自适应稀疏表示引导的无监督降维

1)山西大学计算机与信息技术学院,山西太原030006; 2)山西大学计算智能与中文信息处理教育部重点实验室,山西太原030006

人工智能; 稀疏表示; 无监督学习; 维度约简; 机器学习; 数据挖掘

Adaptive sparse representation guided unsupervised dimensionality reduction
YUE Qin1, WEI Wei1, 2, FENG Kai1, 2, and CUI Junbiao1

1)School of Computer and Information Technology, Shanxi University, Taiyuan 030006, Shanxi Province, P.R.China2)Key Laboratory of Computational Intelligence and Chinese Information Processing of Ministry of Education, Shanxi University, Taiyuan 030006, Shanxi Province, P.R.China

artificial intelligence; sparse representation; unsupervised learning; dimensionality reduction; machine learning; data mining

DOI: 10.3724/SP.J.1249.2020.04425

备注

挖掘并保持数据分布信息是无监督降维的核心问题,为解决传统无监督降维方法大多数只考虑数据分布的局部信息或者全局信息,数据分布信息在低维空间难以保持的缺点,提出一种同时考虑数据分布的全局和局部信息的自适应稀疏表示引导的无监督降维(adaptive sparse representation guided unsupervised dimensionality reduction, ASR_UDR)方法.用稀疏表示挖掘高维空间数据分布的全局信息,通过约束投影后的数据保持图上的平滑性,挖掘数据分布的局部信息,并将这两个过程统一到一个框架中,使之相辅相成,实现数据分布信息的自适应挖掘和数据降维.在WarpAR10P、USPS、MultiB、DLBCLA和DLBCLB数据集上的实验结果表明,与已有的同类无监督降维方法相比,所提方法在显著减少数据维数的同时,可更好地提升后续学习算法的性能.
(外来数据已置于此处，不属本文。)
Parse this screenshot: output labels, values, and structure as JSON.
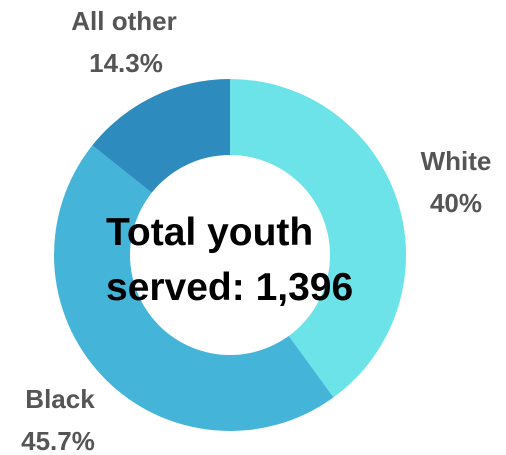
{
  "chart_data": {
    "type": "pie",
    "donut": true,
    "title": "",
    "center_text": [
      "Total youth",
      "served: 1,396"
    ],
    "slices": [
      {
        "label": "White",
        "value_label": "40%",
        "value": 40.0,
        "color": "#6ce3e8"
      },
      {
        "label": "Black",
        "value_label": "45.7%",
        "value": 45.7,
        "color": "#44b4d9"
      },
      {
        "label": "All other",
        "value_label": "14.3%",
        "value": 14.3,
        "color": "#2e8bbd"
      }
    ],
    "legend": "none",
    "start": "top, clockwise"
  }
}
How to mine and preserve data distribution information is the core problem of unsupervised dimensionality reduction. Most of the traditional unsupervised dimensionality reduction methods only consider the local information or global information of data distribution, and the data distribution information is difficult to be preserved in the low dimensional space. To solve this problem, we propose an adaptive spare representation guided unsupervised dimensionality reduction method to consider the global and local information of the data distribution simultaneously. In this method, the sparse representation is used to mine the global information of high-dimensional data distribution, and the graph smoothness is preserved to mine the local information of data distribution by constraining the projected data during the projection process, in which the graph is represented by the sparse representation coefficient matrix. These two processes are integrated into a framework in order to achieve the mutual guidance of mining information of data distribution and unsupervised dimensionality reduction. The experimental results on the data sets WarpAR10P, USPS, MultiB, DLBCLA and DLBCLB show that compared with the related unsupervised dimensionality reduction methods, the proposed method effectively improves the performance of subsequent learning algorithm meanwhile significantly reducing the data dimensionality.

·